パッチは、ベルトループの近くにある紙や革製のラベルのこと。たいていの場合は右後ろのあたりにあり、ここにブランドネームや型番などが記載されています。革パッチの方が耐久性に優れているため使用されていることが多い一方で、水に濡れると収縮してしまう性質があるため紙製のパッチも使われるようになりました。パッチを元に製造年代を見分けることもあり、ヴィンテージジーンズなどはパッチを通して時代の移り変わりを感じられることにも面白さがあります。

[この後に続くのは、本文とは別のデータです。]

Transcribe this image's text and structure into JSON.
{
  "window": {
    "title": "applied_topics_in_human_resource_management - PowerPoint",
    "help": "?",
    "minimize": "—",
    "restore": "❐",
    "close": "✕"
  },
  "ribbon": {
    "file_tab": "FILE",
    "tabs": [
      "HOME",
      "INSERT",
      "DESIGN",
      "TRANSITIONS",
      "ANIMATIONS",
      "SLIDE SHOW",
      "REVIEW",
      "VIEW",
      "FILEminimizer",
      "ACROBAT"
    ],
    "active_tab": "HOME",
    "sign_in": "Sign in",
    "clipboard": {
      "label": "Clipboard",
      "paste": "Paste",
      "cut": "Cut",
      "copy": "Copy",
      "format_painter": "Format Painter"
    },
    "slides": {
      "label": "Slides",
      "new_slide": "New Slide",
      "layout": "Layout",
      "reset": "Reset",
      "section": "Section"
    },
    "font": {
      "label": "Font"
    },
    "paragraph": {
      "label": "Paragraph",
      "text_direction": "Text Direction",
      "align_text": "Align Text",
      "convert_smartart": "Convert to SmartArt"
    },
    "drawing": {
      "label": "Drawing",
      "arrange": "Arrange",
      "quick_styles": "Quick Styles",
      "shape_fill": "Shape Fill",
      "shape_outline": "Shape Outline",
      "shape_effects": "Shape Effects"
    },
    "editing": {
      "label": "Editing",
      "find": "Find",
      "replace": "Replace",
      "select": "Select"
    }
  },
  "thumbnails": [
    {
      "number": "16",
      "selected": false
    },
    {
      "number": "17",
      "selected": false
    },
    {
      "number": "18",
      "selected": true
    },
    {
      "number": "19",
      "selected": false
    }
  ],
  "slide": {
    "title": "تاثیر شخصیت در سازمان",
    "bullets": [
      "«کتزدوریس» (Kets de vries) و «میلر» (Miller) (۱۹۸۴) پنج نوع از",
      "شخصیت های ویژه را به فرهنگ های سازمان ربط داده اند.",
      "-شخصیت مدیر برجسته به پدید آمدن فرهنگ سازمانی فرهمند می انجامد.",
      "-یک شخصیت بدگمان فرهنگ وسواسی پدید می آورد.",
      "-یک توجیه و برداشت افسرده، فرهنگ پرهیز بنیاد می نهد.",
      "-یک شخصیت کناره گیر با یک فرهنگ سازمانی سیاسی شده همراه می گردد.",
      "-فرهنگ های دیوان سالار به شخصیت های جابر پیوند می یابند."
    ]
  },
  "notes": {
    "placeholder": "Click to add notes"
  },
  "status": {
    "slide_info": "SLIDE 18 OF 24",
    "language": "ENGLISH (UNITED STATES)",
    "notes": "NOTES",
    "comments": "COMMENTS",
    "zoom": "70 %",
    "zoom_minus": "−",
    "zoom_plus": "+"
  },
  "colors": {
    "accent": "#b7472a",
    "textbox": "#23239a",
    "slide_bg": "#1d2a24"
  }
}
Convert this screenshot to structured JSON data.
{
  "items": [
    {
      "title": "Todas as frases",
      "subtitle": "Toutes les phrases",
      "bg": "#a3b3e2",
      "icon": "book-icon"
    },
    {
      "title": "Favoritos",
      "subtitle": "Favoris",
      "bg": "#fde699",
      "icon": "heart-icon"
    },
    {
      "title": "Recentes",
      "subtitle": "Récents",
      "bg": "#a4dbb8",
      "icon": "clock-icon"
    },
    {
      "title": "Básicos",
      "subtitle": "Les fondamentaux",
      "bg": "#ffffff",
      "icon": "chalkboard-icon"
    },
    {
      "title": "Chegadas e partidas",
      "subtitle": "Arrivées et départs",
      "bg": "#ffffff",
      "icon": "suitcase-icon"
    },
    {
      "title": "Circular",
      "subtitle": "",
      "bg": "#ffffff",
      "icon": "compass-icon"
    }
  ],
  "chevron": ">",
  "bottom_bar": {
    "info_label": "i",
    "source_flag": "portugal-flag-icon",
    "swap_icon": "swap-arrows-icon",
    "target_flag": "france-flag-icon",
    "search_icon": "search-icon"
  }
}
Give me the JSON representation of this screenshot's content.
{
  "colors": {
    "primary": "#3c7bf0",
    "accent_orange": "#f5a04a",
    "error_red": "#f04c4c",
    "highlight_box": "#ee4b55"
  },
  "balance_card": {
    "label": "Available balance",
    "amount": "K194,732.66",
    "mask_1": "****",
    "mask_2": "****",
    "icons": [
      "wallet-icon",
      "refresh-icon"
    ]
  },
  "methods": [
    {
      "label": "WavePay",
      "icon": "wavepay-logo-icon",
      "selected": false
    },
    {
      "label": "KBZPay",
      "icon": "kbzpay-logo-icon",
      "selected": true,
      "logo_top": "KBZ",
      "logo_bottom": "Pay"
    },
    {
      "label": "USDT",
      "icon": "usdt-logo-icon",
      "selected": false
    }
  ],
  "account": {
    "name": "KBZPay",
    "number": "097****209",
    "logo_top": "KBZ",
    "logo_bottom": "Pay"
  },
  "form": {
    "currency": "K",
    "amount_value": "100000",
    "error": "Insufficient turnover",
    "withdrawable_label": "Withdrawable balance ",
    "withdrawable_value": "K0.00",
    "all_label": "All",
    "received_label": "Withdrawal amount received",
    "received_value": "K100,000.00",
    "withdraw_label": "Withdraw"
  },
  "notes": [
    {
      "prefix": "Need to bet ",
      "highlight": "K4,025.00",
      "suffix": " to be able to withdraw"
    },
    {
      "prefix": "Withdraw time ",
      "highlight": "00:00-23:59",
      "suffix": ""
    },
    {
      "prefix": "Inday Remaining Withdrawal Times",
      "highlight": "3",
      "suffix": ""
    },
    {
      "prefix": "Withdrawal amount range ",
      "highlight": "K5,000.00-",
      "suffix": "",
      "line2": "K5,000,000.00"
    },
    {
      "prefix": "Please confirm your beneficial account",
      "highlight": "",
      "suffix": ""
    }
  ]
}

リーバイスのパッチには、会社名、所在地、商品の性質、トレードマークについて、型番、サイズが記載されています。これは発売当初から現在までほとんど変化はありません。また1950年代後半からは、革パッチから紙パッチに変化しています。表記デザインは何度か変更されていますが、現在も紙パッチというスタイルを継続しています。またリーバイスには米国モデルも存在するため、各国のモデルのデザインの違いに注目してみるのも良いいですね。

タブとパッチで製造年代を見分けられるので、ぜひコレクションのジーンズの製造年代も見てみてくださいね。